Is the Minister aware of the Forestry Commission’s involvement in a pilot flood protection project to protect Pickering from future floods by planting a great number of trees to soak up the excess water and prevent it from entering Pickering? Will he give me an assurance today that that project will not be at risk from any future cutbacks and that the Government will continue with their tree planting programme?

It is worth making the point to my hon. Friend that under the previous Government the amount of trees and new woodland planted in this country fell dramatically. The Opposition, as they now are, need to account for that. My hon. Friend is absolutely right; trees have a vital role in flood prevention and alleviation, and although I do not know the detail of the scheme to which she refers, I have no doubt that it will continue in some guise.

ConFor, the Confederation of Forest Industries, represents sawmills and other processing businesses, and it values the supply of timber that it receives from the Forestry Commission estate because of its quality and consistency. As he considers the sale of some of that estate, will the Minister consult ConFor and the timber industries to ensure that their interests are taken into consideration?

I am grateful to my hon. Friend. I assure him that I have already had consultations and discussions with ConFor. I have discussed various options with its representatives, who, obviously, will submit a response to the consultation when we launch it. My hon. Friend is absolutely right that a number of the timber trade businesses rely on a constant supply of timber from the Forestry Commission, and I am very much aware that that factor will have to be taken into account to ensure that our important timber industry gets continuity of supply.
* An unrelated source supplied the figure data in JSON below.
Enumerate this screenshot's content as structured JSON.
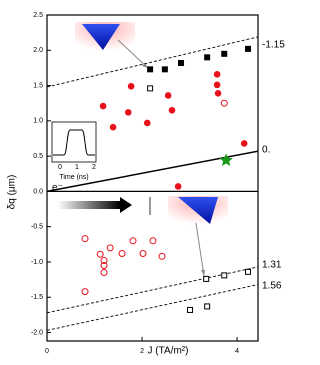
{
  "chart_data": {
    "type": "scatter",
    "ylabel": "δq (μm)",
    "xlabel": "J (TA/m²)",
    "xlim": [
      0,
      4.44
    ],
    "ylim": [
      -2.12,
      2.5
    ],
    "xticks": [
      0,
      2,
      4
    ],
    "yticks": [
      {
        "value": 2.5,
        "label": "2.5"
      },
      {
        "value": 2,
        "label": "2.0"
      },
      1.5,
      {
        "value": 1,
        "label": "1.0"
      },
      0.5,
      {
        "value": 0,
        "label": "0.0"
      },
      -0.5,
      {
        "value": -1,
        "label": "-1.0"
      },
      -1.5,
      {
        "value": -2,
        "label": "-2.0"
      }
    ],
    "series": [
      {
        "marker": "square-filled",
        "color": "#000000",
        "x": [
          2.17,
          2.48,
          2.82,
          3.37,
          3.73,
          4.23
        ],
        "values": [
          1.73,
          1.73,
          1.82,
          1.9,
          1.95,
          2.02
        ]
      },
      {
        "marker": "square-open",
        "color": "#000000",
        "x": [
          2.17,
          3.35,
          3.73,
          4.23,
          3.01,
          3.37
        ],
        "values": [
          1.46,
          -1.24,
          -1.19,
          -1.14,
          -1.68,
          -1.63
        ]
      },
      {
        "marker": "circle-filled",
        "color": "#e8101a",
        "x": [
          1.18,
          1.39,
          1.77,
          1.71,
          2.11,
          2.55,
          2.63,
          2.76,
          3.58,
          3.58,
          3.6,
          4.15
        ],
        "values": [
          1.21,
          0.91,
          1.49,
          1.12,
          0.97,
          1.36,
          1.15,
          0.07,
          1.66,
          1.51,
          1.39,
          0.68
        ]
      },
      {
        "marker": "circle-open",
        "color": "#e8101a",
        "x": [
          3.73,
          0.8,
          1.12,
          1.2,
          1.2,
          1.2,
          1.33,
          1.58,
          1.81,
          2.02,
          2.23,
          2.42,
          0.8
        ],
        "values": [
          1.25,
          -0.67,
          -0.89,
          -0.98,
          -1.05,
          -1.15,
          -0.8,
          -0.88,
          -0.7,
          -0.88,
          -0.7,
          -0.92,
          -1.42
        ]
      },
      {
        "marker": "star",
        "color": "#1a9a1a",
        "x": [
          3.77
        ],
        "values": [
          0.44
        ]
      }
    ],
    "lines": [
      {
        "style": "dashed",
        "x": [
          0,
          4.44
        ],
        "values": [
          1.48,
          2.19
        ]
      },
      {
        "style": "solid",
        "x": [
          0,
          4.44
        ],
        "values": [
          0,
          0.57
        ]
      },
      {
        "style": "dashed",
        "x": [
          0,
          4.44
        ],
        "values": [
          -1.72,
          -1.07
        ]
      },
      {
        "style": "dashed",
        "x": [
          0,
          4.44
        ],
        "values": [
          -1.97,
          -1.32
        ]
      }
    ],
    "annotations": [
      "-1.15",
      "0.",
      "1.31",
      "1.56",
      "e⁻"
    ],
    "inset": {
      "xlabel": "Time (ns)",
      "xticks": [
        "0",
        "1",
        "2"
      ]
    }
  }
}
I thank the Minister for his letter of last week about the future of Forestry Commission land, even if it is regrettable that it has not been accompanied by a full statement to the House.
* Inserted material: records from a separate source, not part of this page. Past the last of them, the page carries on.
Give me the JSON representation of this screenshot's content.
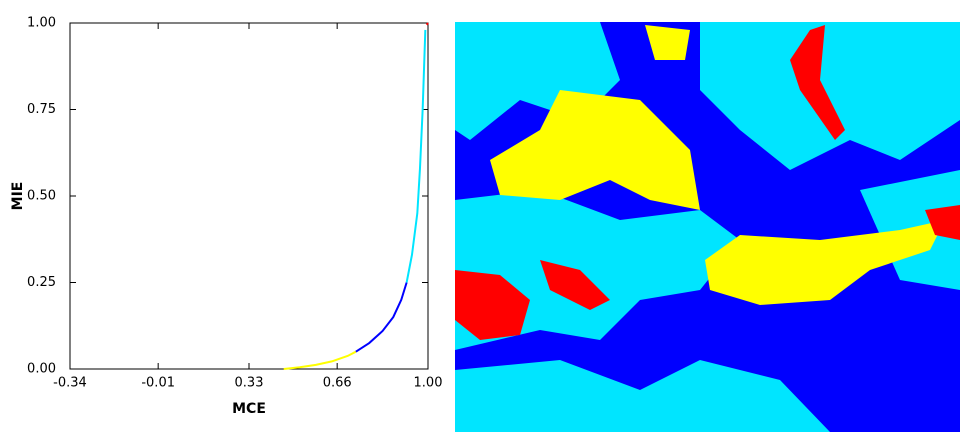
{
  "chart_data": {
    "type": "line",
    "x_label": "MCE",
    "y_label": "MIE",
    "xlim": [
      -0.34,
      1.0
    ],
    "xticks": [
      -0.34,
      -0.01,
      0.33,
      0.66,
      {
        "value": 1.0,
        "label": "1.00"
      }
    ],
    "ylim": [
      0,
      1.0
    ],
    "yticks": [
      {
        "value": 0,
        "label": "0.00"
      },
      0.25,
      {
        "value": 0.5,
        "label": "0.50"
      },
      0.75,
      {
        "value": 1.0,
        "label": "1.00"
      }
    ],
    "series": [
      {
        "color": "#ffff00",
        "x": [
          0.46,
          0.52,
          0.58,
          0.64,
          0.7,
          0.73
        ],
        "values": [
          0,
          0.005,
          0.012,
          0.022,
          0.038,
          0.05
        ]
      },
      {
        "color": "#0000ff",
        "x": [
          0.73,
          0.78,
          0.83,
          0.87,
          0.9,
          0.92
        ],
        "values": [
          0.05,
          0.075,
          0.11,
          0.15,
          0.2,
          0.25
        ]
      },
      {
        "color": "#00e5ff",
        "x": [
          0.92,
          0.94,
          0.96,
          0.97,
          0.98,
          0.99
        ],
        "values": [
          0.25,
          0.33,
          0.45,
          0.58,
          0.75,
          0.98
        ]
      },
      {
        "color": "#ff0000",
        "x": [
          0.995,
          1.0
        ],
        "values": [
          0.995,
          1.0
        ]
      }
    ]
  }
}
The Royal Society for the Protection of Birds and the Woodland Trust have said that the sale price for that ancient forest land does not match its environmental or social value and that they lack the resources to purchase the land. Why has the Minister failed to give the House any assurance that the money raised from this fire sale of English woodland will be reinvested in environmental protection or green jobs, rather than simply ending up in the Treasury’s coffers? Is not the reality that big business, not the big society, will benefit from this land grab?

I welcome the hon. Gentleman to his new position—and long may he hold it, if that is the best that he can do. I had hoped that we could have a rational debate about the future of our forests. Much of what the hon. Gentleman said is absolute nonsense. As I have repeatedly said, we are determined to protect our forests and increase the rate of new planting in this country, beyond the failure of his Government, whom he supported. That is what has to be done. Working towards new ownership does not in any way countermand the important value of our British forests, which we intend to maintain.